NATO and the EU hope any constitutional changes will secure FYROM’s integrity. But the UN Security Council has already started discussions on Kosovo’s constitutional status, which creates the impression that FYROM Albanians will seek substantial autonomy—as do their brothers in Kosovo—which will inevitably curtail any central government’s power.

Furthermore, any solution will be provisional simply because ethnic Albanian nationalism in FYROM will be fueled by Kosovo until it finally achieves full independence.

The morale of Slav-Macedonians in FYROM is feeble and the country does not have enough troops to endure prolonged conflict.

Foreign Minister George Papandreou recently proposed that a special force consisting of UN or OSCE troops conduct a campaign to collect small weapons held by FYROM Albanians. Papandreou’s proposal, however, fell flat, as there were problems funding the operation.

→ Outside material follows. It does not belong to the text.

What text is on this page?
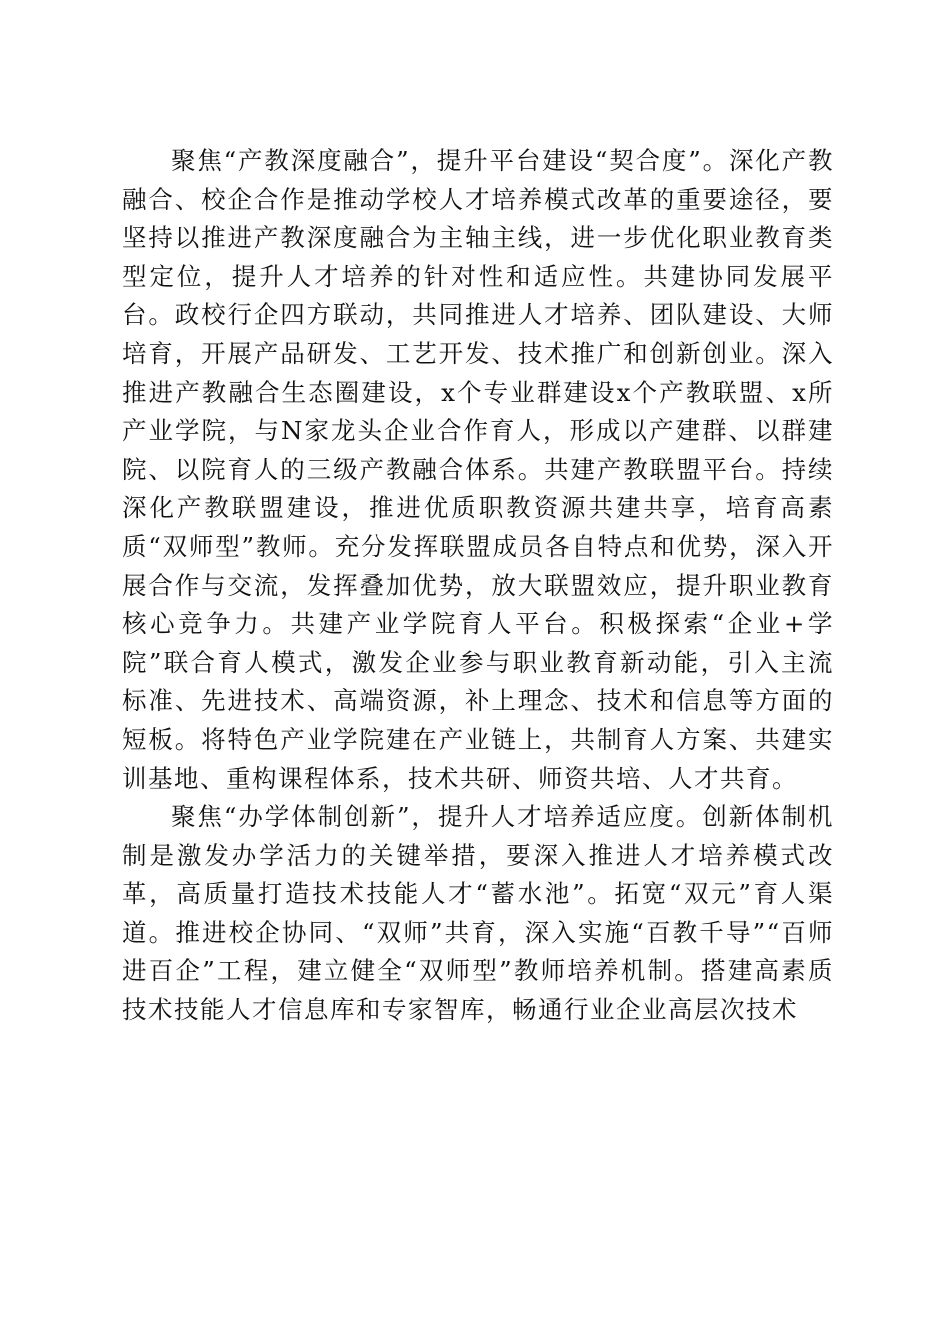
聚焦“产教深度融合”，提升平台建设“契合度”。深化产教融合、校企合作是推动学校人才培养模式改革的重要途径，要坚持以推进产教深度融合为主轴主线，进一步优化职业教育类型定位，提升人才培养的针对性和适应性。共建协同发展平台。政校行企四方联动，共同推进人才培养、团队建设、大师培育，开展产品研发、工艺开发、技术推广和创新创业。深入推进产教融合生态圈建设，x个专业群建设x个产教联盟、x所产业学院，与N家龙头企业合作育人，形成以产建群、以群建院、以院育人的三级产教融合体系。共建产教联盟平台。持续深化产教联盟建设，推进优质职教资源共建共享，培育高素质“双师型”教师。充分发挥联盟成员各自特点和优势，深入开展合作与交流，发挥叠加优势，放大联盟效应，提升职业教育核心竞争力。共建产业学院育人平台。积极探索“企业+学院”联合育人模式，激发企业参与职业教育新动能，引入主流标准、先进技术、高端资源，补上理念、技术和信息等方面的短板。将特色产业学院建在产业链上，共制育人方案、共建实训基地、重构课程体系，技术共研、师资共培、人才共育。

聚焦“办学体制创新”，提升人才培养适应度。创新体制机制是激发办学活力的关键举措，要深入推进人才培养模式改革，高质量打造技术技能人才“蓄水池”。拓宽“双元”育人渠道。推进校企协同、“双师”共育，深入实施“百教千导”“百师进百企”工程，建立健全“双师型”教师培养机制。搭建高素质技术技能人才信息库和专家智库，畅通行业企业高层次技术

NATO and EU countries, which spent enormous sums fighting Serbia and now in keeping troops in Kosovo, are unwilling to provide financial aid for the area’s reconstruction, while the much-hyped Stability Pact is basically a dead letter.

In effect, the southwestern Balkans have been left to their fate, meaning the ethnic Albanians will likely achieve their national goals. The only benefit for Greece of all this would be the establishment of a special status in southern Albania for ethnic Greeks living there.